入院や介護施設の入居には「身元保証」が必要です


病院への入院や高齢者施設への入居の際、多くの場面で「身元保証人」の提出が求められます。


これは、万が一のときに医療・介護の意思決定を代わりに行う人や、費用未払い時に対応する人が必要とされているためです。
厚生労働省の「高齢者の住まいに関する実態調査(令和3年度)」によれば、有料老人ホームの約89%、特別養護老人ホームの約83%が、入居時に身元保証人を必要としていると回答しています。

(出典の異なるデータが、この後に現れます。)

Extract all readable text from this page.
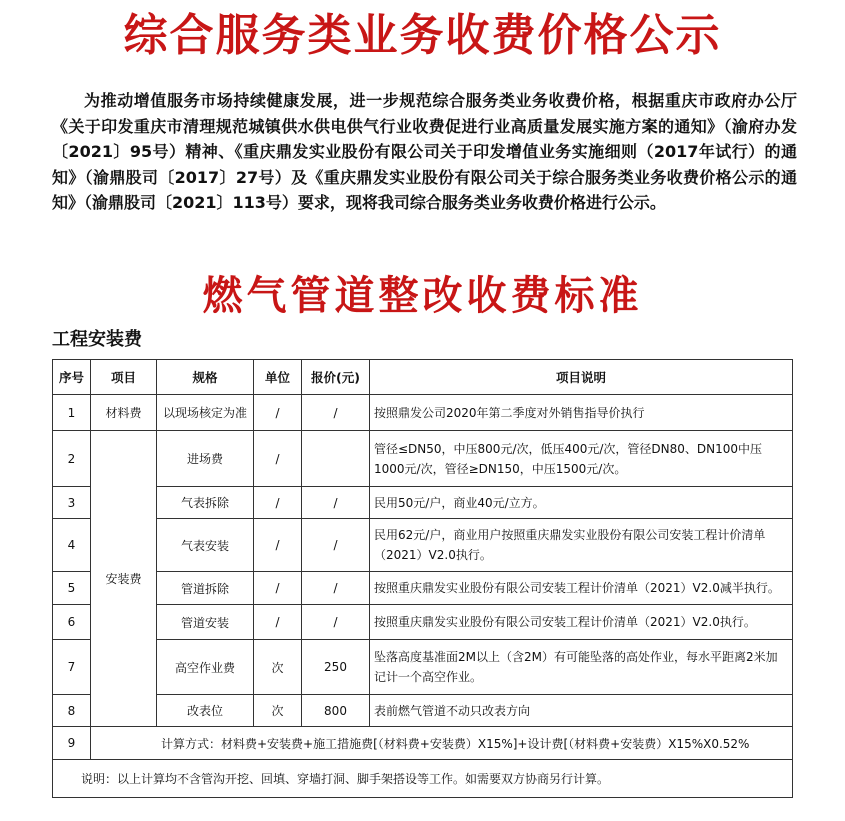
综合服务类业务收费价格公示
为推动增值服务市场持续健康发展，进一步规范综合服务类业务收费价格，根据重庆市政府办公厅《关于印发重庆市清理规范城镇供水供电供气行业收费促进行业高质量发展实施方案的通知》（渝府办发〔2021〕95号）精神、《重庆鼎发实业股份有限公司关于印发增值业务实施细则（2017年试行）的通知》（渝鼎股司〔2017〕27号）及《重庆鼎发实业股份有限公司关于综合服务类业务收费价格公示的通知》（渝鼎股司〔2021〕113号）要求，现将我司综合服务类业务收费价格进行公示。
燃气管道整改收费标准
工程安装费
序号	项目	规格	单位	报价(元)	项目说明
1	材料费	以现场核定为准	/	/	按照鼎发公司2020年第二季度对外销售指导价执行
2	安装费	进场费	/		管径≤DN50，中压800元/次，低压400元/次，管径DN80、DN100中压1000元/次，管径≥DN150，中压1500元/次。
3		气表拆除	/	/	民用50元/户，商业40元/立方。
4		气表安装	/	/	民用62元/户，商业用户按照重庆鼎发实业股份有限公司安装工程计价清单（2021）V2.0执行。
5		管道拆除	/	/	按照重庆鼎发实业股份有限公司安装工程计价清单（2021）V2.0减半执行。
6		管道安装	/	/	按照重庆鼎发实业股份有限公司安装工程计价清单（2021）V2.0执行。
7		高空作业费	次	250	坠落高度基准面2M以上（含2M）有可能坠落的高处作业，每水平距离2米加记计一个高空作业。
8		改表位	次	800	表前燃气管道不动只改表方向
9	计算方式：材料费+安装费+施工措施费[（材料费+安装费）X15%]+设计费[（材料费+安装费）X15%X0.52%				
说明：以上计算均不含管沟开挖、回填、穿墙打洞、脚手架搭设等工作。如需要双方协商另行计算。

※出典:厚生労働省「高齢者の住まいに関する実態調査」(令和3年度)
https://www.mhlw.go.jp/stf/seisakunitsuite/bunya/0000189056.html


では、どのような人が「身元保証」で悩むのでしょうか?


◆子どもがいない、または遠方に住んでいる


◆離婚や死別などで家族とのつながりが薄い


◆家族はいても頼みにくい関係性


◆終活を一人で進めている単身高齢者


◆兄弟姉妹が高齢で保証人として難しい


こうした背景を持つ人にとって、「保証人をどうするか」は切実な問題です。


そもそも「身元保証サービス」とは?


身元保証サービスとは、病院や施設に入る際に必要とされる保証人や連帯保証人の役割を、第三者が契約によって代行するサービスです。


具体的には、以下のようなサポートが含まれることが一般的です:


◆入退院・入退去の手続き支援


◆医療・介護関係者との連絡や意思確認


◆緊急時の対応、搬送の立会い


◆支払い能力の証明や費用精算の協力


◆万一の際の遺体引き取りや遺品整理対応


これは単なる「書類の保証」ではなく、実際にその場に駆けつけ、関係者との間に立つ「代わりの家族」のような存在とも言えるものです。


どんな場面で必要になるのか? 実際のケースを紹介


身元保証が必要になる具体的な場面は多岐にわたります。以下はよくある例です。


◆ケース1:突然の入院
持病の悪化で救急搬送され、医師から緊急手術をすすめられる。意思確認が難しい状況で、誰が手術に同意するのか?
→ 保証人がいなければ、医療行為が遅れるリスクがあります。


◆ケース2:有料老人ホームへの入居
「身元保証人がいなければ入居はできません」と事前面談で告げられる。子どもがいない方にとっては、その場で断念することにもなりかねません。


◆ケース3:老後の一人暮らし中に死亡
死後に発見されても、誰が遺体を引き取るのか? 部屋の荷物をどう片付けるのか? 地方に住む親族がすぐ対応できるとは限りません。


◆ケース4:高齢者の賃貸契約
部屋を借りるときに「高齢者はトラブルが多い」と敬遠される。保証人がいれば安心材料になるが、それがいないと審査で落とされる可能性が高い。


このように、「身元保証」は老後の暮らしのあらゆる局面で関係してきます。


“頼れる人がいない”時代に必要な「しくみ」


昔は「家族がなんとかしてくれる」社会でした。しかし今、家族の代わりに動いてくれる人がいないという前提で備える必要があります。


だからこそ、制度としての「身元保証サービス」が注目されているのです。


大切なのは、「何かあってから考える」のではなく、自分が元気なうちに信頼できる保証体制をつくっておくこと。そうすれば、医療も介護も、自分の望む選択肢の中から選べる余裕が生まれます。


孤独にならないために、そして自分らしい最期を迎えるために。
「身元保証」というキーワードを、ぜひ今のうちから心に留めておきましょう。